It goes on to say eaters should include "foods that contain mostly unsaturated fat, instead of foods that contain mostly saturated fat."
The word "meat" is absent, but by inference, people who choose to eat meat should be choosing to eat a lot less of it. That’s a big change for a culture that answers "what’s for dinner" by naming a meat dish.
Pulse crop farmers will be delighted with this trend, livestock and dairy producers, not so much.
But it appears the days when the welfare of farmers formed part of the criteria for setting nutritional recommendations are past.
There is huge interest in the federal food policy consultations, which have already attracted more than 22,000 responses. The deadline for contributing has just been extended to Aug. 31.
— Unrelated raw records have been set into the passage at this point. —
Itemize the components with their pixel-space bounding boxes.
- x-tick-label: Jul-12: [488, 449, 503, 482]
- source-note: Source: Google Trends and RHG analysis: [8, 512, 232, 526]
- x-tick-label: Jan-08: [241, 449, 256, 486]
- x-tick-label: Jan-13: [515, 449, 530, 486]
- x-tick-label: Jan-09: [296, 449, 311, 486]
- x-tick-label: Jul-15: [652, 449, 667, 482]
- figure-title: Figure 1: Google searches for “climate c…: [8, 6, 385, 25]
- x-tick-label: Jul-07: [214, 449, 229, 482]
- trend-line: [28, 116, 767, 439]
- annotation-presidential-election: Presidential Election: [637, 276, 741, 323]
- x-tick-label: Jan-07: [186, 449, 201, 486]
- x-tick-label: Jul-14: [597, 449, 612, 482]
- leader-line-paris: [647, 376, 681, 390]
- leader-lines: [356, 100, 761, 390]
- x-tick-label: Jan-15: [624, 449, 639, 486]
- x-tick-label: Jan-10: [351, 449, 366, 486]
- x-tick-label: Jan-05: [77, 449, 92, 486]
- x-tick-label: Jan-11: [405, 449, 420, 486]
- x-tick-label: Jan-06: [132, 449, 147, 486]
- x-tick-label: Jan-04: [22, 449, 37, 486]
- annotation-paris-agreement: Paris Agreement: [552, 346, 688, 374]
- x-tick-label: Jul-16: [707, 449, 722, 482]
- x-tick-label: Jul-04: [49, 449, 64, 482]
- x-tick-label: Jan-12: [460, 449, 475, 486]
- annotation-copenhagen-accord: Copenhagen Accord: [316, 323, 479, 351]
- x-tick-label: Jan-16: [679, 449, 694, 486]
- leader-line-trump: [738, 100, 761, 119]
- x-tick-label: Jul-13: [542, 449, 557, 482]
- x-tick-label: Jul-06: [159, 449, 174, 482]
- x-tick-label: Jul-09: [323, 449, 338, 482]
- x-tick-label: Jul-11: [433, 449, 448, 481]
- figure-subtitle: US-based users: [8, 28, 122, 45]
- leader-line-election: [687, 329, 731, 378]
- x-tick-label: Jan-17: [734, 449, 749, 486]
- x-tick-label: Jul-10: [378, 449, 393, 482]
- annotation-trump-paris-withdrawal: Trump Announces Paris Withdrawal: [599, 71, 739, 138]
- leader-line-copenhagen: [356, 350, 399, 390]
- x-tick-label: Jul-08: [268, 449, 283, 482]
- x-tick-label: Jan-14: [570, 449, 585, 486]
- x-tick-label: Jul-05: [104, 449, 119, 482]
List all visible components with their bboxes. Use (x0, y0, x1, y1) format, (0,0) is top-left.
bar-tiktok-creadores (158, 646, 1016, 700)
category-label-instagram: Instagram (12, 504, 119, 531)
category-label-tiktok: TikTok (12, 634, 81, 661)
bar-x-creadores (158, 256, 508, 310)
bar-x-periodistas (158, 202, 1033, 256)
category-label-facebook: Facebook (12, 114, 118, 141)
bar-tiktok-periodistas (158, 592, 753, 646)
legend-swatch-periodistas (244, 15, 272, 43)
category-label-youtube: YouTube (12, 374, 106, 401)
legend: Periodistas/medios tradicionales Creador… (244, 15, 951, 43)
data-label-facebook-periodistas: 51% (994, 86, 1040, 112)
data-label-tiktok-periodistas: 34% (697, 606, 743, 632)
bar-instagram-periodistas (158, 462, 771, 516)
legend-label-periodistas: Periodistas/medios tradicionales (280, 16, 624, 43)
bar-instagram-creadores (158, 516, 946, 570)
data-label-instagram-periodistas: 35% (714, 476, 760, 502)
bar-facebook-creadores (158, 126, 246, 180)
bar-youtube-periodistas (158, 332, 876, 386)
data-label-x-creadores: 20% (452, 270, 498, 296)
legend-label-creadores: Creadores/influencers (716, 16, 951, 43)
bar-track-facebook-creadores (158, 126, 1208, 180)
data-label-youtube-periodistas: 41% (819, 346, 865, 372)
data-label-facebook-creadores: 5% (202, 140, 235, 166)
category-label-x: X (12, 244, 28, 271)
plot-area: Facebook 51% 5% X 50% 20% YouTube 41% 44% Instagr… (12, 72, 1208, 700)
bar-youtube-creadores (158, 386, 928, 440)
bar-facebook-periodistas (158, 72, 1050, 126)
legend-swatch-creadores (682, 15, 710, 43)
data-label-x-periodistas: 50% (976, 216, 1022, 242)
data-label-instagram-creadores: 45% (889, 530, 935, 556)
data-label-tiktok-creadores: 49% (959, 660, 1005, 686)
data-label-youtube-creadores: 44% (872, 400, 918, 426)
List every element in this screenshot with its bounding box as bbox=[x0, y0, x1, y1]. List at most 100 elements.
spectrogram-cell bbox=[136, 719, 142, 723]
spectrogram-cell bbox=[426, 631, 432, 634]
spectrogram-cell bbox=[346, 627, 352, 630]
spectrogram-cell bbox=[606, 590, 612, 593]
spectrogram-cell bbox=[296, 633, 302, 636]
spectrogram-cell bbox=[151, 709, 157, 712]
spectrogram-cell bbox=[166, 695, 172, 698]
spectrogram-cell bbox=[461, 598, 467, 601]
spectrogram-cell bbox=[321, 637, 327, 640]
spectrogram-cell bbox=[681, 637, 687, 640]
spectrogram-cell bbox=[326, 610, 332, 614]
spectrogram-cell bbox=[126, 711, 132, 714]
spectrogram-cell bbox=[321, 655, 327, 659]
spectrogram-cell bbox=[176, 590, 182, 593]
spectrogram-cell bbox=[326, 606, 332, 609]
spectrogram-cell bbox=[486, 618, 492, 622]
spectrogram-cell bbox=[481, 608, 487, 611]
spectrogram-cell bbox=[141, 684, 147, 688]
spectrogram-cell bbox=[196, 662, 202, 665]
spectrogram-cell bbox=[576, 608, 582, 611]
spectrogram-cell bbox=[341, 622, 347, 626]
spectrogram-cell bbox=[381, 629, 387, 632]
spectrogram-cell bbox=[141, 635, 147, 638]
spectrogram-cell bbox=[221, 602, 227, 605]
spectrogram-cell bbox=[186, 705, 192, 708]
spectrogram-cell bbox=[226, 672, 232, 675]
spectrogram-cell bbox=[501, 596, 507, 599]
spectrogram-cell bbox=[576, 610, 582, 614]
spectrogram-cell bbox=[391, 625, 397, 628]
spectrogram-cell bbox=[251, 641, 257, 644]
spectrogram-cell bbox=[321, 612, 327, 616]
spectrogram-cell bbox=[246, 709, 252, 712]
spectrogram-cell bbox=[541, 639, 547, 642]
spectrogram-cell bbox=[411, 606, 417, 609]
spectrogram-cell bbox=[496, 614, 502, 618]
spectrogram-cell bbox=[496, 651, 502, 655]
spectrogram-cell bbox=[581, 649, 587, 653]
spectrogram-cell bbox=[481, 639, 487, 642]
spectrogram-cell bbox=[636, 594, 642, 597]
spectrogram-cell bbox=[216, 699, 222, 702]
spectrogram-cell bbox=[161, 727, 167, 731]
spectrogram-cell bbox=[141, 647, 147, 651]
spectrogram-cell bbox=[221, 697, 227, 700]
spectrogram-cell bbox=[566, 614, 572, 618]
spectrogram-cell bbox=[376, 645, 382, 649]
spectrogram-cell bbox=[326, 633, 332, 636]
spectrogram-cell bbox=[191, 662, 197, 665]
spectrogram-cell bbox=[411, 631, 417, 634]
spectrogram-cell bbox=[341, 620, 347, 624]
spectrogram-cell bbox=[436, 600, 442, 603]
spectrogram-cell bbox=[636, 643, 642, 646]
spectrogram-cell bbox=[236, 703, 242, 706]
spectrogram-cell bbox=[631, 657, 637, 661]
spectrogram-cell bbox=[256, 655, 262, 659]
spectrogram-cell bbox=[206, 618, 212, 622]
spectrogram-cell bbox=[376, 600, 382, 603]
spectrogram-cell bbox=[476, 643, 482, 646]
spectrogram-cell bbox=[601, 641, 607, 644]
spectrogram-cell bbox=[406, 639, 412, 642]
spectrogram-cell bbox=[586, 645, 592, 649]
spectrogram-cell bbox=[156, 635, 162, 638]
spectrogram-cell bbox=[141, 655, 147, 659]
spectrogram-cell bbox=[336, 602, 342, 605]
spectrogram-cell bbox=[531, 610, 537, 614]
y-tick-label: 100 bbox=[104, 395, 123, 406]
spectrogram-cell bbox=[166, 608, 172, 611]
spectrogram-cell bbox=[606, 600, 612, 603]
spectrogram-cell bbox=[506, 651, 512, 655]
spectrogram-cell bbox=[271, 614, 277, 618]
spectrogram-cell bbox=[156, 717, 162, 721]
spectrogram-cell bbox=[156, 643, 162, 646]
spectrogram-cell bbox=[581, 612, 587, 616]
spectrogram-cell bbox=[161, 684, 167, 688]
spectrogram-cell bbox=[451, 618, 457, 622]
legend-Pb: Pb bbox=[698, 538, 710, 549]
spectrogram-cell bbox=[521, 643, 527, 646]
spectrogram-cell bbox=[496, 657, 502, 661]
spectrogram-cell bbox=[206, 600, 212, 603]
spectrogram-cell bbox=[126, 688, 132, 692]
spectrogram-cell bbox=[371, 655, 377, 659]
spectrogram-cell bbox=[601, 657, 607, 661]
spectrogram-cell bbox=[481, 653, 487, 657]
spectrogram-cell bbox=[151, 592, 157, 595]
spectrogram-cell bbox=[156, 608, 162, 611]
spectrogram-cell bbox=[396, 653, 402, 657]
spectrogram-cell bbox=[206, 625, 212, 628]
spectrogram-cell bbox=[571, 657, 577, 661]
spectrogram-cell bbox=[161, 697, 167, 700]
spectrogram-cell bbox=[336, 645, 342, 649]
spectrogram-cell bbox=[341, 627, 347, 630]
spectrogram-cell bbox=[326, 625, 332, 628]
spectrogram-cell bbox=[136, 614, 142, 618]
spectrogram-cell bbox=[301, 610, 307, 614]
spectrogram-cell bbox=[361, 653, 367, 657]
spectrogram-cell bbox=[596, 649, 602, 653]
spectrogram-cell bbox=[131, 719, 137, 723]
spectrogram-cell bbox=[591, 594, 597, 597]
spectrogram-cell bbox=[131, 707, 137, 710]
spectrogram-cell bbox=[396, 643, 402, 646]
So how does agriculture respond to these changing times?
For starters, no one in agriculture should be surprised — or feel victimized — that as times change, so do people’s tastes and nutritional needs.
We eat differently than our parents did. Our kids will eat differently from us.
The meat industry has focused on high-efficiency production aimed at keeping the cost of meat affordable. Meanwhile, the market is becoming more diverse, less predictable and more concerned with ethics.
Campaigns designed to discredit the "eat less" or "go meatless" campaigns come across as defensive and self-serving, especially if one of the targeted sources is government-sanctioned guidelines.
The majority of Canadians remain open to including meat in their diets, even if they are likely to get more selective. Perhaps a better strategy is to position meat as a specialty food with nutritional benefits that complement, rather than conflict, with other recommendations.
The point is, it’s a choice.
As Canada moves towards setting a national food policy, farmers and consumers alike should be pushing for policy that ensures consumers are equipped to make knowledgeable choices.
While efforts such as Ag in the Classroom try to communicate about agriculture and food, it shouldn’t be up to industry volunteers to teach Canadian students about the food chain.
A healthy food policy is one that ensures every child in this country, not only has enough to eat, but understands how it came to be.